画期的な「がん治療」に道 基礎研究から花開いた本庶氏のノーベル賞
こうした免疫の持つ能力を上手く利用すれば、がんの治療も夢ではないかもしれません。実際、免疫の力でがんを治療する実験的な試みは、19世紀後半から始まっていました。現代に至るその過程では、免疫学の基盤となる発見が数多くなされ、その中のいくつかの研究はノーベル賞も受賞しました。
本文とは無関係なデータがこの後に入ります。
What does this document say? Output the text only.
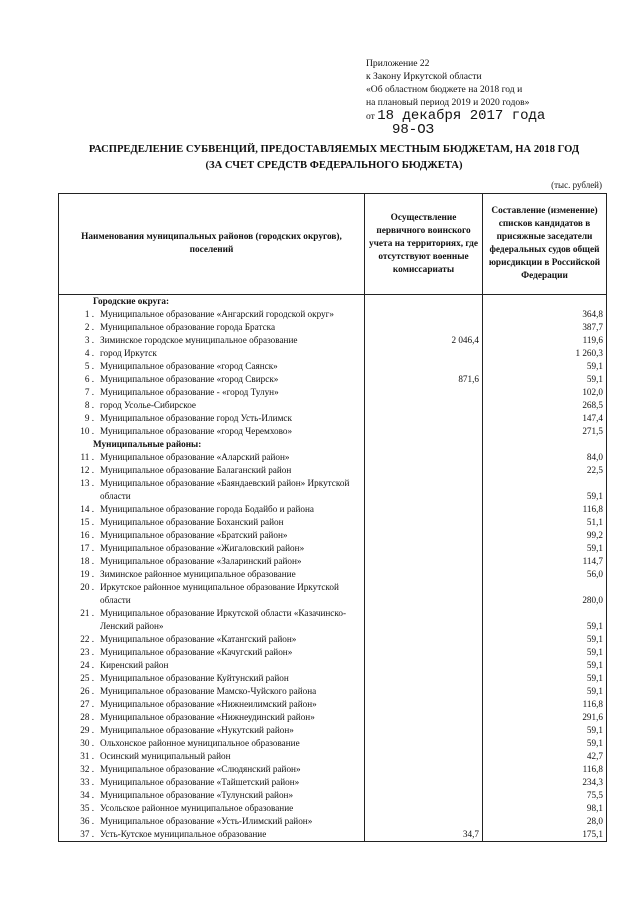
Приложение 22
к Закону Иркутской области
«Об областном бюджете на 2018 год и
на плановый период 2019 и 2020 годов»
от 18 декабря 2017 года
98-ОЗ
РАСПРЕДЕЛЕНИЕ СУБВЕНЦИЙ, ПРЕДОСТАВЛЯЕМЫХ МЕСТНЫМ БЮДЖЕТАМ, НА 2018 ГОД
(ЗА СЧЕТ СРЕДСТВ ФЕДЕРАЛЬНОГО БЮДЖЕТА)
(тыс. рублей)
Наименования муниципальных районов (городских округов), поселений	Осуществление первичного воинского учета на территориях, где отсутствуют военные комиссариаты	Составление (изменение) списков кандидатов в присяжные заседатели федеральных судов общей юрисдикции в Российской Федерации
Городские округа:		

1 . Муниципальное образование «Ангарский городской округ»		364,8

2 . Муниципальное образование города Братска		387,7

3 . Зиминское городское муниципальное образование	2 046,4	119,6

4 . город Иркутск		1 260,3

5 . Муниципальное образование «город Саянск»		59,1

6 . Муниципальное образование «город Свирск»	871,6	59,1

7 . Муниципальное образование - «город Тулун»		102,0

8 . город Усолье-Сибирское		268,5

9 . Муниципальное образование город Усть-Илимск		147,4

10 . Муниципальное образование «город Черемхово»		271,5
Муниципальные районы:		

11 . Муниципальное образование «Аларский район»		84,0

12 . Муниципальное образование Балаганский район		22,5

13 . Муниципальное образование «Баяндаевский район» Иркутской области		59,1

14 . Муниципальное образование города Бодайбо и района		116,8

15 . Муниципальное образование Боханский район		51,1

16 . Муниципальное образование «Братский район»		99,2

17 . Муниципальное образование «Жигаловский район»		59,1

18 . Муниципальное образование «Заларинский район»		114,7

19 . Зиминское районное муниципальное образование		56,0

20 . Иркутское районное муниципальное образование Иркутской области		280,0

21 . Муниципальное образование Иркутской области «Казачинско-Ленский район»		59,1

22 . Муниципальное образование «Катангский район»		59,1

23 . Муниципальное образование «Качугский район»		59,1

24 . Киренский район		59,1

25 . Муниципальное образование Куйтунский район		59,1

26 . Муниципальное образование Мамско-Чуйского района		59,1

27 . Муниципальное образование «Нижнеилимский район»		116,8

28 . Муниципальное образование «Нижнеудинский район»		291,6

29 . Муниципальное образование «Нукутский район»		59,1

30 . Ольхонское районное муниципальное образование		59,1

31 . Осинский муниципальный район		42,7

32 . Муниципальное образование «Слюдянский район»		116,8

33 . Муниципальное образование «Тайшетский район»		234,3

34 . Муниципальное образование «Тулунский район»		75,5

35 . Усольское районное муниципальное образование		98,1

36 . Муниципальное образование «Усть-Илимский район»		28,0

37 . Усть-Кутское муниципальное образование	34,7	175,1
しかし現在においても、免疫によるがんの治療効果が科学的に証明されているものは数が限られています(参考1)。 その流れとは全く別のところで、1990年代、アリソン博士と本庶博士は、T細胞の表面に存在するタンパク質、CTLA-4 (cytotoxic T lymphocyte antigen 4=細胞傷害性Tリンパ球抗原4) とPD-1 (Programmed Cell Death 1=プログラム細胞死1) にそれぞれ着目し、その未知の機能を明らかにする研究をそれぞれスタートさせました。
T細胞の暴走を抑える「CTLA-4」の発見
アリソン博士は、「CTLA-4」はT細胞が活性化するとその膜表面に現れ、T細胞の働きにブレーキをかけることを発見しました。また、他の研究グループがCTLA-4を持たないマウスを作り出したところ、それらは生後1か月ほどで死んでしまうことが分かりました。 研究者たちは、CTLA-4を持たないマウスがすぐ死んでしまうのは、免疫にブレーキがかからず暴走して、免疫細胞が自分の細胞を攻撃し続けてしまう(自己免疫疾患になる)からではないかと予想しました。多くの研究者たちは、CTLA-4を自己免疫疾患の治療に利用しようとしました。一方、アリソン博士はがんに着目しました。もし、がんの原因が免疫にブレーキがかかっていることであれば、一時的にCTLA-4の働きを抑え、T細胞を活性化させれば、がんを治療できるのではないかと考えたのです。 そこで、がんがあるマウスにCTLA-4の働きを抑えるタンパク質(CTLA-4抗体)を与えたところ、がんが劇的に小さくなるという大きな効果を上げました。ここから、CTLA-4抗体をがん治療薬として使用するための研究がスタートしました。